As well as different types of formulae, there are also different lengths. Qur’an Tools records all formulae are 3, 4 or 5 items long. Here are some examples:

Type Length: 3 Length: 4 Length: 5
Root 'mn + ‘ml + ṣlḥ jnn + jry + tḥt + nhr 'rḍ + nẓr + kyf + kwn + ‘qb
Root plus Particles/Pronouns ‘lm + [PART/PRON] + 'lh jry + [PART/PRON] + tḥt + nhr 'lh + [PART/PRON] + kll + shy' + qdr
Lemmata ayyuhā + lladhī + 'āmana 'inn + fī + dhālik + 'āyat fī + samā' + mā + fī + arḍ

Working with Formula

Here are a few of the many things you can do with formulae in Qur’an Tools:

  1. See the formulaic density of the entire Qur’an (the percentage of the entire qur’anic text that is formulaic) at a glance using the Formulaic Density Summary Table.
  2. View a chart of the formulaic density of individual suras of the Qur’an; choose ‘Charts’, then ‘Formulae’, then ‘Formulaic Density per Sura’.
  3. Explore a list of all the formulae in the Qur’an by choosing ‘Formulae’ and then ‘List All Formulae’.
  4. Easily see all the formulae in any passage in the Qur’an: for example, open sura 2 in the verse browser, then click the Formula button at the top left of the screen, choose the formulae type and length you want, then click OK.

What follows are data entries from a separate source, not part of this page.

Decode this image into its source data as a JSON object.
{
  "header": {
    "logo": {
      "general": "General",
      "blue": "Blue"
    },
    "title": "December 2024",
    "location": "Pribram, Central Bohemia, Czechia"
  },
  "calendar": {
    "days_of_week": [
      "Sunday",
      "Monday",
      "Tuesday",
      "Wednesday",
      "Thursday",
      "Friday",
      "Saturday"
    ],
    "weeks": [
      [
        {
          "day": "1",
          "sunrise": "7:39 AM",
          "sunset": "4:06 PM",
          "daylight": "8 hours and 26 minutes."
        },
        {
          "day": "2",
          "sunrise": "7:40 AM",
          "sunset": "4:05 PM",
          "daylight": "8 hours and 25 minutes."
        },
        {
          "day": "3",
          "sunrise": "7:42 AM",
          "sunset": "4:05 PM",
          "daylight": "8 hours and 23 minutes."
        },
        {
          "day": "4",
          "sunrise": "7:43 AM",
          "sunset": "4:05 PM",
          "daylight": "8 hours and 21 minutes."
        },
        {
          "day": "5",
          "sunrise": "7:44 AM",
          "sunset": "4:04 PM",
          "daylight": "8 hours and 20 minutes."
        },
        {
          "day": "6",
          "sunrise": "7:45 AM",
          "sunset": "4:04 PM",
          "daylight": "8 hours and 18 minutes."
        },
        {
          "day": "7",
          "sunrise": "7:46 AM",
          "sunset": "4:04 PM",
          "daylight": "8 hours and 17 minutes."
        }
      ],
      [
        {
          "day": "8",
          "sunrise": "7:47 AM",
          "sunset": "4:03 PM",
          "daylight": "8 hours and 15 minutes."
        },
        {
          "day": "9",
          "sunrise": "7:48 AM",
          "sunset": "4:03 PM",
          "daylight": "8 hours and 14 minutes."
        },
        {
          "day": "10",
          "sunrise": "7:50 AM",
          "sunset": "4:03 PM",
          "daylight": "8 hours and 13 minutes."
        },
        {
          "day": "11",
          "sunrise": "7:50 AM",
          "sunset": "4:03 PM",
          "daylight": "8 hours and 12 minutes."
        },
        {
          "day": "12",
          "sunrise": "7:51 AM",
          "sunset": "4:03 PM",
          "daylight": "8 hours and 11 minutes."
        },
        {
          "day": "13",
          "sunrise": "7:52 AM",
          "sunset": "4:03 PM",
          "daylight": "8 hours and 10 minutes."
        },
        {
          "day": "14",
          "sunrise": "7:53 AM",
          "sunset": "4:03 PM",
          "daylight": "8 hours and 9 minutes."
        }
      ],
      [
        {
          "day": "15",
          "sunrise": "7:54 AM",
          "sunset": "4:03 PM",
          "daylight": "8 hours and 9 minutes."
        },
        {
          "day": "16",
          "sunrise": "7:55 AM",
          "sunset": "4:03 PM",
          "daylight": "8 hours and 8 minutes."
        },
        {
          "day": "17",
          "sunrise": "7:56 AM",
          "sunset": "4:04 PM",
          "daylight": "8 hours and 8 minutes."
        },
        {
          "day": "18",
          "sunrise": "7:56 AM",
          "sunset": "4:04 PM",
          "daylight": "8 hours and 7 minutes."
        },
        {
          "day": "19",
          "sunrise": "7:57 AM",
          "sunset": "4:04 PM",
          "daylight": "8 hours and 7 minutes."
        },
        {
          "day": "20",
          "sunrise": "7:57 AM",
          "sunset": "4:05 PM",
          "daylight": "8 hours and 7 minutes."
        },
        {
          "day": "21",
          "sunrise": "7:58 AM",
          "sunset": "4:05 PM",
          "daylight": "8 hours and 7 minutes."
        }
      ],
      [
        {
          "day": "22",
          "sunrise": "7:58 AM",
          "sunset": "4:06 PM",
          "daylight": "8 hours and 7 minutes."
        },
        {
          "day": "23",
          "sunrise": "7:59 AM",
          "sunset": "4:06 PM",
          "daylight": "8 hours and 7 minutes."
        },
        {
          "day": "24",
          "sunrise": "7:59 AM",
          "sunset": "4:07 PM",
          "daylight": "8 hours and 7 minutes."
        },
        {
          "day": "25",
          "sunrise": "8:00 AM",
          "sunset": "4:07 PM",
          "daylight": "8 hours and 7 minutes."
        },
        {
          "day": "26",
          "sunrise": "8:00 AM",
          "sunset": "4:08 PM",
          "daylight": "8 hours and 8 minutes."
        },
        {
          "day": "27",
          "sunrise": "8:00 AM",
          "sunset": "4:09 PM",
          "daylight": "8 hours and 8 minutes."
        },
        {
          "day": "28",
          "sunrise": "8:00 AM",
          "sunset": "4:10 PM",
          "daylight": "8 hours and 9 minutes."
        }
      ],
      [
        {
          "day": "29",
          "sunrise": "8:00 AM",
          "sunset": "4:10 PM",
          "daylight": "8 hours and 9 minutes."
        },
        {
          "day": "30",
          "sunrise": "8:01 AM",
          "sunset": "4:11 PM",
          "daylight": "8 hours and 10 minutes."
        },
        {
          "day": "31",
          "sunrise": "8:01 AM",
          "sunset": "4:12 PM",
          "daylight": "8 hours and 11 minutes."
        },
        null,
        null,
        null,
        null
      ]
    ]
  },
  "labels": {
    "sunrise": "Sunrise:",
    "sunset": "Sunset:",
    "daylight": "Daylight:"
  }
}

  5. Quickly cross-reference all the formulae in a passage and see at a glance where else they appear in the Qur’an. For example, open sura 2 in the verse browser, then click the Formula button at the top left of the screen, then click ‘Cross Reference Formulae in Suras’.

Formulaic Density and Orality

There is a strong argument that a text’s having a high formulaic density, as the Qur’an does, is a very significant indicator that the text (or portions thereof) were originally constructed, live-in-performance, by an oral performer. For more on this thesis, read Dr. Andrew Bannister’s essay,  ‘Retelling the Tale: A Computerised Oral-Formulaic Analysis of the Qur’an’, or his book, An Oral-Formulaic Study of the Qur’an (Lexington, 2017 [2015]).